Dangerous, but approachab
le. Bad boy, but not all that bad. Redeemable, if you wanted to work at it, honey.
But, oh shit did he not want a White Hat responding to those cues. Gods only knew what she might do. Or where she might stalk him.
But there was nothing back there. Just a growing gap separating Longshot Hypothesis from the station. Him from her. And Nash. And whatever other trouble was brewing back there.
Quickly, Valentinian programmed the lane into the system and turned on the autopilot. It would take them half an hour just to get to the first buoy. Another ten minutes or so after that and he could light the overdrive system, spin up a warp bubble, and shift to FTL.
He turned his attention back to Dave and studied the man. Bad-ass, warrior monk. Probably has a sword in that bag. Crazed berserkers that hadn’t conquered the entire galaxy already because they spent as much time fussing with each other as they did on their campaigns.

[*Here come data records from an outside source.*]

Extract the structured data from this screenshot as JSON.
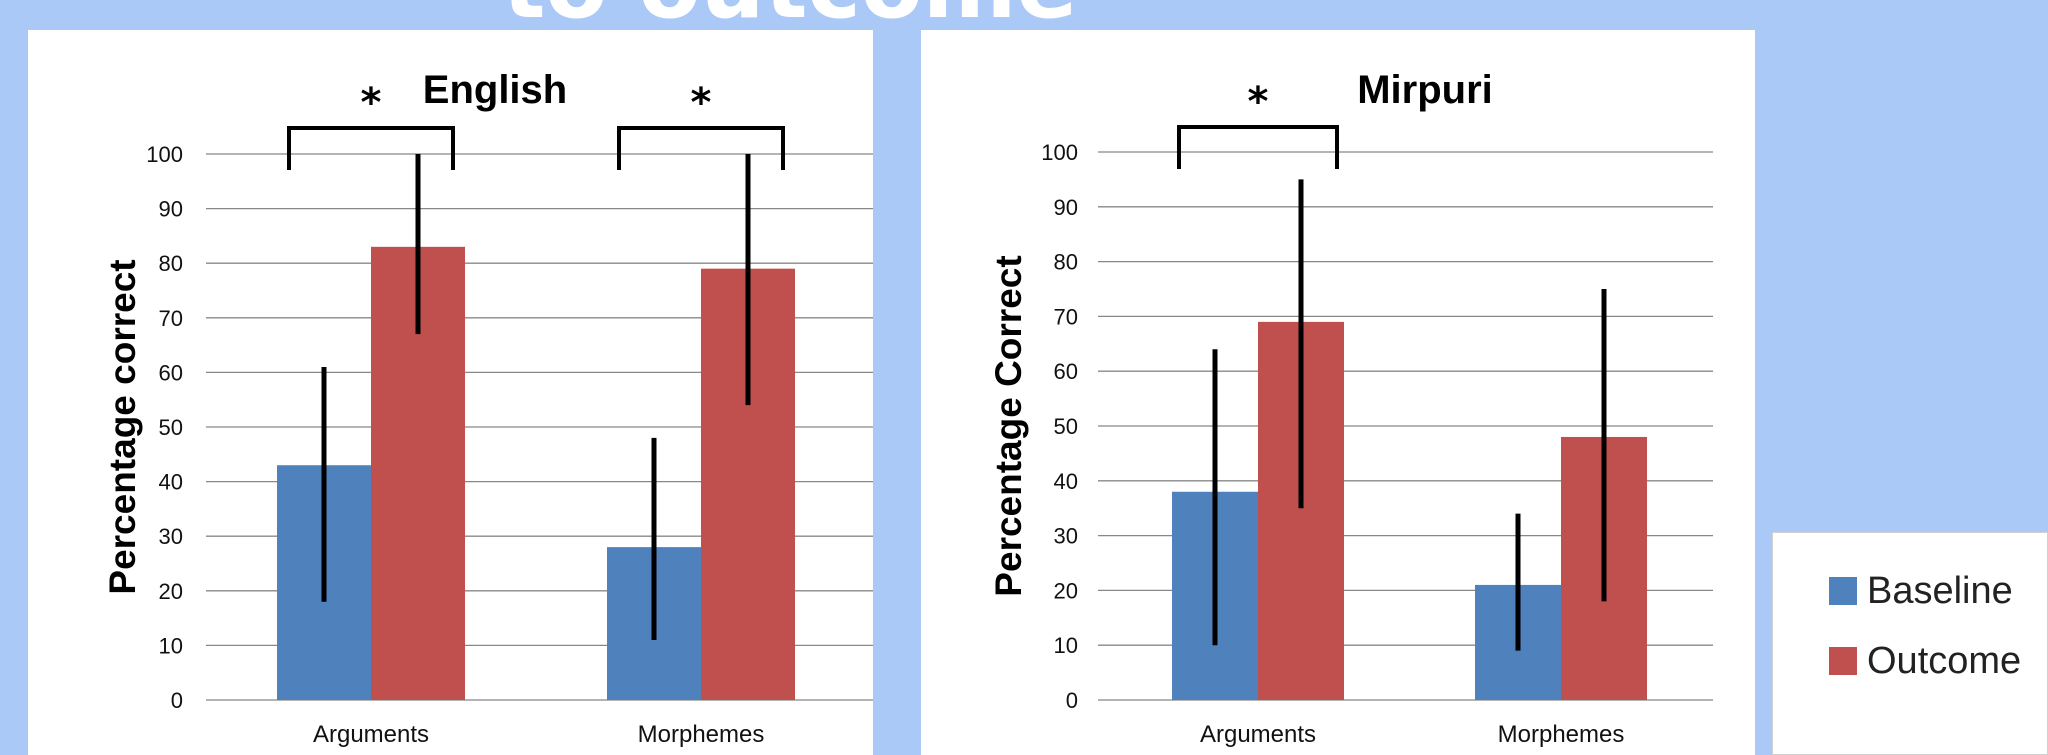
{
  "slide": {
    "title": "to outcome"
  },
  "colors": {
    "baseline": "#4f81bd",
    "outcome": "#c0504d",
    "error_bar": "#000000",
    "grid": "#888888"
  },
  "legend": {
    "items": [
      "Baseline",
      "Outcome"
    ]
  },
  "chart_data": [
    {
      "type": "bar",
      "title": "English",
      "ylabel": "Percentage correct",
      "xlabel": "",
      "categories": [
        "Arguments",
        "Morphemes"
      ],
      "ylim": [
        0,
        100
      ],
      "yticks": [
        0,
        10,
        20,
        30,
        40,
        50,
        60,
        70,
        80,
        90,
        100
      ],
      "grid": true,
      "series": [
        {
          "name": "Baseline",
          "values": [
            43,
            28
          ],
          "error_low": [
            18,
            11
          ],
          "error_high": [
            61,
            48
          ]
        },
        {
          "name": "Outcome",
          "values": [
            83,
            79
          ],
          "error_low": [
            67,
            54
          ],
          "error_high": [
            100,
            100
          ]
        }
      ],
      "significance": [
        {
          "category": "Arguments",
          "label": "*"
        },
        {
          "category": "Morphemes",
          "label": "*"
        }
      ]
    },
    {
      "type": "bar",
      "title": "Mirpuri",
      "ylabel": "Percentage Correct",
      "xlabel": "",
      "categories": [
        "Arguments",
        "Morphemes"
      ],
      "ylim": [
        0,
        100
      ],
      "yticks": [
        0,
        10,
        20,
        30,
        40,
        50,
        60,
        70,
        80,
        90,
        100
      ],
      "grid": true,
      "series": [
        {
          "name": "Baseline",
          "values": [
            38,
            21
          ],
          "error_low": [
            10,
            9
          ],
          "error_high": [
            64,
            34
          ]
        },
        {
          "name": "Outcome",
          "values": [
            69,
            48
          ],
          "error_low": [
            35,
            18
          ],
          "error_high": [
            95,
            75
          ]
        }
      ],
      "significance": [
        {
          "category": "Arguments",
          "label": "*"
        }
      ]
    }
  ]
}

“I’m going to skip the first few questions I would have normally asked you,” Valentinian said, making sure that the hatch to the cockpit was closed before he spoke. “That way, I can be just a fool later, and not a willing accomplice. Good enough?”
“Good enough,” Dave turned towards him. “I had it all. Power. Glory. Success. Lived a really good life for a very long time. Woke up on the wrong side of the bed one morning.”
“When was this?” Valentinian asked, setting timelines in his head.
“About a year ago,” Dave said. “I wanted out, but that wasn’t a job you could just chuck out the airlock and walk away from. Plus I thought it was just a phase.”
“Mid-life crisis?” Valentinian nodded.
“Turned out to be one, in retrospect, yeah,” Dave agreed. “Plus I have a wife, however estranged the woman is. Was. Two kids, about your age or a little older. And friends, allies, and enemies. So getting out took a lot of planning and other things.”
“Did you have to kill someone?” Valentinian asked automatically.
Dave grimaced and waggled his head back and forth.
“You know what?” Valentinian raced ahead before the big man could say anything. “Don’t answer that. I don’t want to know the truth, do I?”